Assad is the criminal no one dares arraign; and his immunity would be quite mysterious if diplomacy were a trade to the slightest degree inhibited by moral concerns. Even Shimon Peres prefers not to voice aloud his resentments of Syria as patron of Hezbollah. Assad need never worry about being blamed for the disease so long as he can tease the imaginations of the more powerful but less brazen into inferences that, properly appeased, he may be the cure.
Israel has been occupying the southern tenth of Lebanon for close to twenty years; and Syria has been dominating the rest since the late Eighties. Armies in occupation cannot escape arousing resistance. There would likely be a Hezbollah if Assad didn’t help; but there could certainly be no Hezbollah if Assad ordered his 32,000-man Lebanese forces to suppress it.
If such were ever his wish, it would assuredly be followed by the swiftest and harshest application of his will. When he moved his troops into Lebanon, Syria’s then lively Muslim Brotherhood vehemently protested this shoring up of the Maronite Christians; Assad responded by suppressing Islamic fundamentalism and like dissents so savagely that he has since ruled undisturbed by a visible vestige of opposition.
Virginia Sherry recently returned from a seven-week Human Rights Watch Syrian mission to report that she could find no sign either of human rights movement anywhere in Assad’s zone of sovereignty. The love of freedom there is a discontent that dares not speak its name outside the prison that awaits anyone bold enough to express it.
Ms. Sherry had the gratifying surprise of finding courage unbroken and unashamed when she observed the state security trials that our State Department discouraged its embassy hands from noticing.

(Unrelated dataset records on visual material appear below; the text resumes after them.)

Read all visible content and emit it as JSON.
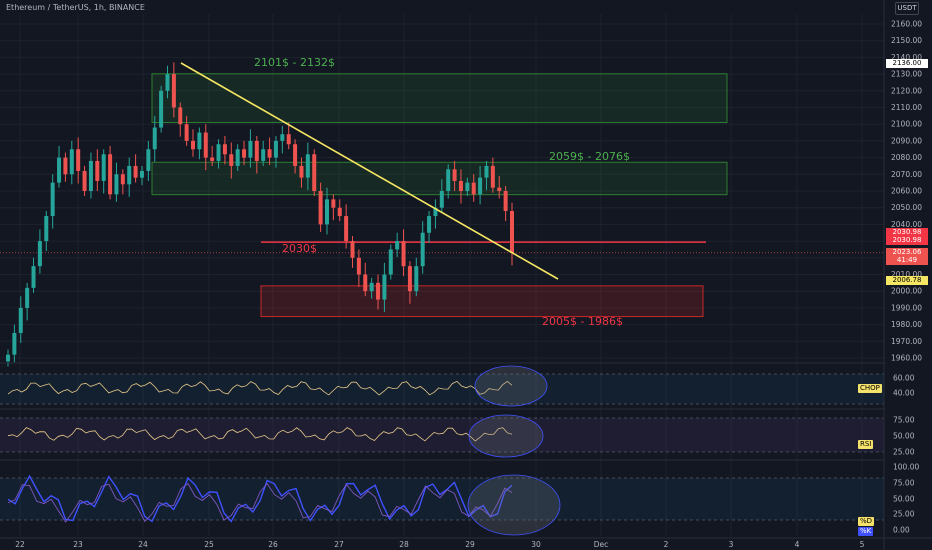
{
  "header": {
    "symbol_title": "Ethereum / TetherUS, 1h, BINANCE",
    "currency_button": "USDT"
  },
  "zones": {
    "upper": "2101$ - 2132$",
    "middle": "2059$ - 2076$",
    "line": "2030$",
    "lower": "2005$ - 1986$"
  },
  "price_axis": {
    "ticks": [
      "2160.00",
      "2150.00",
      "2140.00",
      "2130.00",
      "2120.00",
      "2110.00",
      "2100.00",
      "2090.00",
      "2080.00",
      "2070.00",
      "2060.00",
      "2050.00",
      "2040.00",
      "2030.00",
      "2020.00",
      "2010.00",
      "2000.00",
      "1990.00",
      "1980.00",
      "1970.00",
      "1960.00"
    ],
    "tag_2136": "2136.00",
    "tag_red1": "2030.98",
    "tag_red2": "2030.98",
    "tag_current": "2023.06",
    "tag_timer": "41:49",
    "tag_2006": "2006.78"
  },
  "chop_axis": {
    "ticks": [
      "60.00",
      "40.00"
    ],
    "label": "CHOP"
  },
  "rsi_axis": {
    "ticks": [
      "75.00",
      "50.00",
      "25.00"
    ],
    "label": "RSI"
  },
  "stoch_axis": {
    "ticks": [
      "100.00",
      "75.00",
      "50.00",
      "25.00",
      "0.00"
    ],
    "label_d": "%D",
    "label_k": "%K"
  },
  "time_axis": {
    "labels": [
      "22",
      "23",
      "24",
      "25",
      "26",
      "27",
      "28",
      "29",
      "30",
      "Dec",
      "2",
      "3",
      "4",
      "5"
    ]
  },
  "colors": {
    "bg": "#131722",
    "up": "#26a69a",
    "down": "#ef5350",
    "trend": "#f5e663",
    "zone_green": "#2e7d32",
    "zone_red": "#c62828",
    "line_red": "#f23645",
    "chop_line": "#e8c98a",
    "rsi_line": "#e8c98a",
    "stoch_k": "#3f51ff"
  },
  "chart_data": {
    "type": "candlestick",
    "symbol": "Ethereum / TetherUS",
    "interval": "1h",
    "ylim": [
      1955,
      2165
    ],
    "x_labels": [
      "22",
      "23",
      "24",
      "25",
      "26",
      "27",
      "28",
      "29",
      "30",
      "Dec",
      "2",
      "3",
      "4",
      "5"
    ],
    "closes": [
      1962,
      1975,
      1990,
      2002,
      2015,
      2030,
      2045,
      2065,
      2080,
      2070,
      2085,
      2072,
      2060,
      2078,
      2066,
      2082,
      2058,
      2070,
      2064,
      2075,
      2068,
      2072,
      2085,
      2098,
      2120,
      2130,
      2110,
      2100,
      2090,
      2085,
      2095,
      2080,
      2078,
      2088,
      2082,
      2075,
      2085,
      2080,
      2090,
      2078,
      2085,
      2080,
      2090,
      2094,
      2088,
      2075,
      2068,
      2082,
      2060,
      2040,
      2055,
      2050,
      2045,
      2030,
      2020,
      2010,
      2000,
      2005,
      1995,
      2010,
      2025,
      2030,
      2015,
      2000,
      2015,
      2035,
      2045,
      2050,
      2060,
      2073,
      2066,
      2060,
      2065,
      2058,
      2068,
      2075,
      2062,
      2060,
      2048,
      2023
    ],
    "levels": {
      "zone_upper": [
        2101,
        2132
      ],
      "zone_middle": [
        2059,
        2076
      ],
      "line": 2030,
      "zone_lower": [
        1986,
        2005
      ]
    },
    "trendline": [
      [
        2136
      ],
      [
        2005
      ]
    ],
    "indicators": [
      "CHOP",
      "RSI",
      "Stoch %K",
      "Stoch %D"
    ]
  }
}
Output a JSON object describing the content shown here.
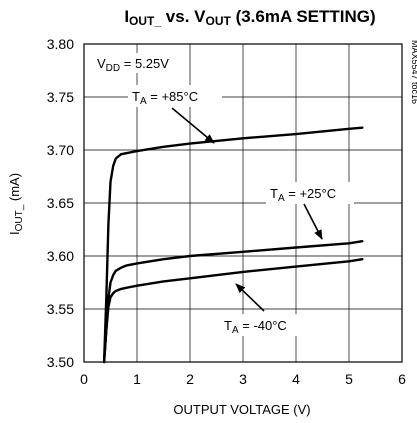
{
  "chart_data": {
    "type": "line",
    "title": "IOUT_ vs. VOUT (3.6mA SETTING)",
    "title_parts": {
      "i": "I",
      "i_sub": "OUT_",
      "vs": " vs. ",
      "v": "V",
      "v_sub": "OUT",
      "rest": " (3.6mA SETTING)"
    },
    "xlabel": "OUTPUT VOLTAGE (V)",
    "ylabel": "IOUT_ (mA)",
    "ylabel_parts": {
      "i": "I",
      "i_sub": "OUT_",
      "rest": " (mA)"
    },
    "xlim": [
      0,
      6
    ],
    "ylim": [
      3.5,
      3.8
    ],
    "x_ticks": [
      "0",
      "1",
      "2",
      "3",
      "4",
      "5",
      "6"
    ],
    "y_ticks": [
      "3.50",
      "3.55",
      "3.60",
      "3.65",
      "3.70",
      "3.75",
      "3.80"
    ],
    "grid": true,
    "condition": {
      "v": "V",
      "v_sub": "DD",
      "rest": " = 5.25V"
    },
    "figure_id": "MAX5547 toc16",
    "series": [
      {
        "label_main": "T",
        "label_sub": "A",
        "label_rest": " = +85°C",
        "x": [
          0.38,
          0.42,
          0.46,
          0.5,
          0.55,
          0.6,
          0.7,
          0.8,
          1.0,
          1.5,
          2.0,
          3.0,
          4.0,
          5.0,
          5.25
        ],
        "y": [
          3.5,
          3.56,
          3.63,
          3.67,
          3.685,
          3.692,
          3.696,
          3.697,
          3.699,
          3.703,
          3.706,
          3.711,
          3.715,
          3.72,
          3.721
        ]
      },
      {
        "label_main": "T",
        "label_sub": "A",
        "label_rest": " = +25°C",
        "x": [
          0.38,
          0.42,
          0.46,
          0.5,
          0.55,
          0.6,
          0.7,
          0.8,
          1.0,
          1.5,
          2.0,
          3.0,
          4.0,
          5.0,
          5.25
        ],
        "y": [
          3.5,
          3.53,
          3.56,
          3.575,
          3.582,
          3.586,
          3.589,
          3.591,
          3.593,
          3.597,
          3.6,
          3.604,
          3.608,
          3.612,
          3.614
        ]
      },
      {
        "label_main": "T",
        "label_sub": "A",
        "label_rest": " = -40°C",
        "x": [
          0.38,
          0.42,
          0.46,
          0.5,
          0.55,
          0.6,
          0.7,
          0.8,
          1.0,
          1.5,
          2.0,
          3.0,
          4.0,
          5.0,
          5.25
        ],
        "y": [
          3.5,
          3.53,
          3.552,
          3.561,
          3.565,
          3.567,
          3.569,
          3.57,
          3.572,
          3.576,
          3.579,
          3.585,
          3.59,
          3.595,
          3.597
        ]
      }
    ]
  }
}
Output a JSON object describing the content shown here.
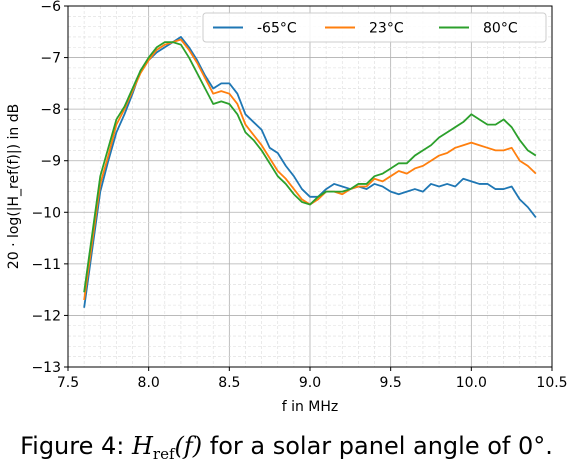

There she found men who had endured torture through years of confinement without charges, who had refused the loyalty oaths required for release, and who still kept intact their outrage and their defiance. Men and women like these may, if they live, someday be of great service to Syria; meanwhile the West would rather trust Assad to serve its convenience.
To be the one politician who has disposed of the electoral process is to be supremely advantaged in negotiations with all the rest who happen to be encumbered with it. Our president is a candidate who cannot afford to distance himself from Israel, and Israel’s prime minister is a candidate who cannot afford to seem less tough-minded than his militant opposition.
And yet mightn’t Israel be better off if Clinton were less an unquestioning friend and Peres less a temporarily hard-nosed leader? Lebanon has been Israel’s curse for nearly a generation. Her defense forces pursued the Palestine Liberation Organization across this swamp, thought it destroyed, and saw it rise again. Now they are discharging twenty rounds of heavy artillery for every shot Hezbollah fires at them. The civilian casualty rate is the same 20–1; and once again Israel is winning a war and once again finding no peace.
Protract a mistake long enough and you can only end with the sort of embarrassment from which you clutch Assad as the wispiest of desperate hopes for extricating yourself.